The more specialized the service and the more data it gathered about me, the better it seemed to work. For example, Stitch Fix requires a style quiz on sign-up to train its algorithm, and the algorithm is ultimately checked by a human stylist. Stitch Fix also says that as you order more Fixes and give more feedback, the experience improves. More and better data leads to more precise results.

Taste.io was a fun one to surrender to, since it encourages users to rate movies before getting recommendations.

Apple music's algorithmically generated playlists were underwhelming, and Yelp's algorithm was all over the place. Neither of these algorithms encouraged me to input data, and what little data I did input didn't add a whole lot to the overall user experience.

The algorithms' greatest success of the week was in getting me to spend more money. I spent hundreds of dollars more than I normally would've on food and activities during my week of surrender. And if I had purchased my favorite clothing from Stitch Fix (which charges you only for the clothes you keep, and I returned everything it sent me), it would've been hundreds more.

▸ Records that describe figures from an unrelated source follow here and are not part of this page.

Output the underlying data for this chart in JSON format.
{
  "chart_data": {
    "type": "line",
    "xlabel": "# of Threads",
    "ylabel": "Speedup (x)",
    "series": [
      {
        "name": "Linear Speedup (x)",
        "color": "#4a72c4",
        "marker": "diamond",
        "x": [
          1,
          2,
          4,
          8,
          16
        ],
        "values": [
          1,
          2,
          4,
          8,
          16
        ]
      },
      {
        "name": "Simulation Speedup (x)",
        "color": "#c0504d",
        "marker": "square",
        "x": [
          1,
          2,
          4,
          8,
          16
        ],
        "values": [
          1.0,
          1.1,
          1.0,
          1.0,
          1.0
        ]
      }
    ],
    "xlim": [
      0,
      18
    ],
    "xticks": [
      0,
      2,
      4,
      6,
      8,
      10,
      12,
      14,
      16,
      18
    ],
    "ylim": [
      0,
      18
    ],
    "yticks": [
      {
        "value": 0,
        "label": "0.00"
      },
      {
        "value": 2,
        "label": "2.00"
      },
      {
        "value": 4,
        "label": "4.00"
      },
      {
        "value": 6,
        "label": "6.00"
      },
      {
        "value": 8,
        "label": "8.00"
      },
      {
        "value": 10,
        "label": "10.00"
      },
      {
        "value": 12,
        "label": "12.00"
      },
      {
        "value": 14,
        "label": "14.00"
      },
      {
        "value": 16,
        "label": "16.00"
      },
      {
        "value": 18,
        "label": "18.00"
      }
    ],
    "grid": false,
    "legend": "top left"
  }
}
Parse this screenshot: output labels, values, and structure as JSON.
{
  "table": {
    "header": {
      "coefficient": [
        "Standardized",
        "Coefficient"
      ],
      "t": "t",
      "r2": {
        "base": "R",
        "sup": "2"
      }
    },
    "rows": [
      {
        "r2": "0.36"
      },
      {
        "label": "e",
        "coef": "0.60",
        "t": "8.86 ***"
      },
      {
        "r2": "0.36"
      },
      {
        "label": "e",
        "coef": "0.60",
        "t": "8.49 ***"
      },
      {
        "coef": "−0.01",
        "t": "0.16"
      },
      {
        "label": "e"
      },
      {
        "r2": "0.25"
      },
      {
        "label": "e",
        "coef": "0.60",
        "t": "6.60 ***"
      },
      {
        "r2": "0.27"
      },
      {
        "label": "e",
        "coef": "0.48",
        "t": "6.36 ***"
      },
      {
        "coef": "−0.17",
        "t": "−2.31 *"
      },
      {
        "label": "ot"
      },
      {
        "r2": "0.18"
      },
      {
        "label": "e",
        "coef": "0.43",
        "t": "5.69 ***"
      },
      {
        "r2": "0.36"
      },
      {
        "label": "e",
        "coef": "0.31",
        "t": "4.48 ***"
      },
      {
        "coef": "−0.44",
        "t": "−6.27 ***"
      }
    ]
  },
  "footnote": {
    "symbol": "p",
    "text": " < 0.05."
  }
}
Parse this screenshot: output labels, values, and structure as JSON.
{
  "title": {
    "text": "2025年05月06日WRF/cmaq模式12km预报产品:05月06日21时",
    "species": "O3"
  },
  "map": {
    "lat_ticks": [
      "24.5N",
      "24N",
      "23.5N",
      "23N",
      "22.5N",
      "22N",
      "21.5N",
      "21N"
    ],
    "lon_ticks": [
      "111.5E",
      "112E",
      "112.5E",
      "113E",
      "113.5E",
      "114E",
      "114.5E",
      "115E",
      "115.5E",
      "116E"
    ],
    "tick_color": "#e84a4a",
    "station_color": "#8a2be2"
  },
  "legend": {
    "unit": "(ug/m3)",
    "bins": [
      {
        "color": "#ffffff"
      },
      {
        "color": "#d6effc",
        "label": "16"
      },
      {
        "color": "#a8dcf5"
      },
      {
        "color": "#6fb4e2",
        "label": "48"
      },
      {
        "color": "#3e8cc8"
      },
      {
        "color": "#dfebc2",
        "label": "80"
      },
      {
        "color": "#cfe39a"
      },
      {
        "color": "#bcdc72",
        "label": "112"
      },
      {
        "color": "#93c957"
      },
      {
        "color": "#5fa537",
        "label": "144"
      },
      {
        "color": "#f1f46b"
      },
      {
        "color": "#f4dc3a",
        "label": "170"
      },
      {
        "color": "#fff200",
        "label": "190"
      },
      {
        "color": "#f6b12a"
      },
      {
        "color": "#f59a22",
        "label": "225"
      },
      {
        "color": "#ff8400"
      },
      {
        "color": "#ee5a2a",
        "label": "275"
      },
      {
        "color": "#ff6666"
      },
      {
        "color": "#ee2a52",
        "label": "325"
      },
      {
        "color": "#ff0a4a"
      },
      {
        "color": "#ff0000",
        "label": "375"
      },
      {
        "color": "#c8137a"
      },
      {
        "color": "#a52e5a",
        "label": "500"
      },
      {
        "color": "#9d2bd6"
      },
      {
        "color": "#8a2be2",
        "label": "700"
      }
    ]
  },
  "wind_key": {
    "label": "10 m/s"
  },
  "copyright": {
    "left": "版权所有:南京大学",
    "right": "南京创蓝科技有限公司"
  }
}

It's clear that the recommendations made by these algorithms are imperfect, like the human beings who produce them. The algorithms sometimes make great suggestions, and they sometimes make bad ones. When you're looking for a new restaurant to try or a new song to listen to, that's not a huge problem. However, the deployment of algorithms in our society isn't limited to these types of decisions. When the stakes are as high as someone's job, someone's health or someone's freedom, it's a different story.

This experiment taught me a lot, but the biggest takeaway for me is how much more I've got to learn to fully grasp how algorithms are playing greater and greater roles in guiding our lives.